LA GLORIA DE DIOS
Flotaba
entre las nubes como un espejismo, oníricamente distante y soberbia sobre la tierra, aquella
colmena de edificios blancos como el alabastro, con rostros humanos tallados en
sus costados, que miraban con falsa piedad el mundo bajo sus ojos. Era un cielo
dentro de otro cielo, poblado por ángeles mecánicos y serafines humanos de
cabellos claros.
En
aquella isla perdida en el mar del cielo, cantaban canciones en idioma binario aquellas almas electrónicas encargadas de velar el cumplimiento de las leyes en
la superficie. Un paraíso errante en el cielo, viajando sobre nubes de acero,
flotando brillante a la diestra del sol.
En esa
utopía, resaltaba una figura en los pasillos de la séptima cubierta. Iba de
camino a su oficina, con pasos firmes y lentos, tarde como era costumbre, pero
sin importarle. Claro, era la ventaja del ser el gerente, director y dueño de
todo cuanto había, desde la cafetera hasta las lujosas estatuas del despacho.
Era este
prodigio volador, la empresa más ambiciosa del hombre, la más grande, la puerta
hacia la llamada segunda edad de oro. Una ciudad fábrica, una planta refinadora
de oxígeno totalmente autosustentable, cuyos procesos estaban controlados por
inteligencia artificial y supervisados por clones de aspecto andrógino.
Además
de autosustentarse, debía administrar todos los recursos existentes de un
planeta Tierra arruinado, además de velar por el sustento y comercio de las ciudades domo,
aquellos diamantes semienterrados, semejantes a pequeños jardines del Edén, eran
los principales compradores de toneladas y toneladas cúbicas de oxígeno, necesario para poder enviar sus navíos al infinito y mantener sus granjas de
hidroponía.
No le
importaban gran cosa sus clientes; de hecho, los consideraba no más que despojos,
juguetes de su capricho en el mejor de los casos, sólo por una cuestión de
orgullo y nada más que orgullo.
Había
algo particular en su situación, una pequeña contradicción casi como un chiste
cruel.
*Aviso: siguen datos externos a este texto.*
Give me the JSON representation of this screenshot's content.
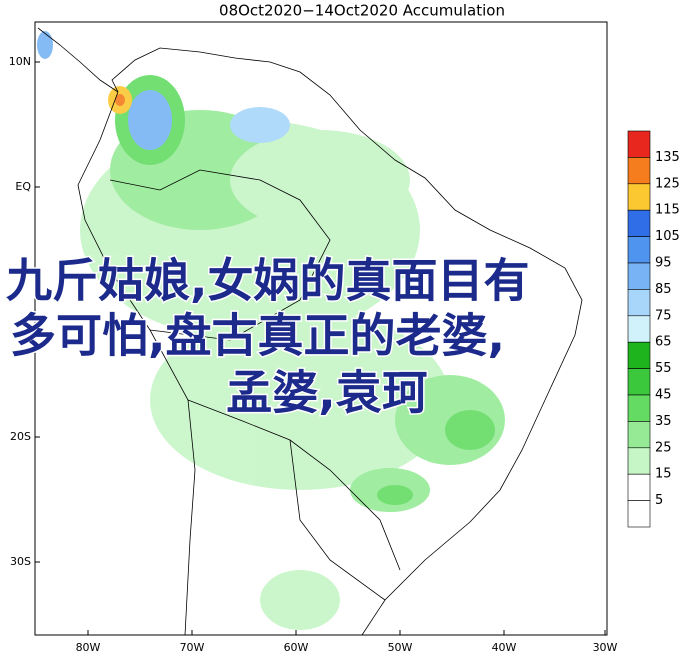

Aquellos que despreciaba por el sólo hecho de estar abajo, habían sido
los que le habían elevado sobre las nubes. Lo sabía y no le importaba. Sonreía
ocultando el veneno tras una mueca cordial mientras ignoraba los pedidos. De todas maneras era el
único que vendía la solución a los problemas del mundo.
Estaba
solo, flotando mezquino en un palacio impecable, en esa unión cósmica entre el vacío de
su alma y el profundo azul del cielo, sonriendo con un desprecio infinito como el
espacio.
Era un
hombre maldito, un gerente brillante. Un megalómano en toda regla, un dios de
medio pelo que, regocijándose en una miserable cuota de poder, en un paraíso
metálico y brillante, mira con desdén infinito a la humanidad entera.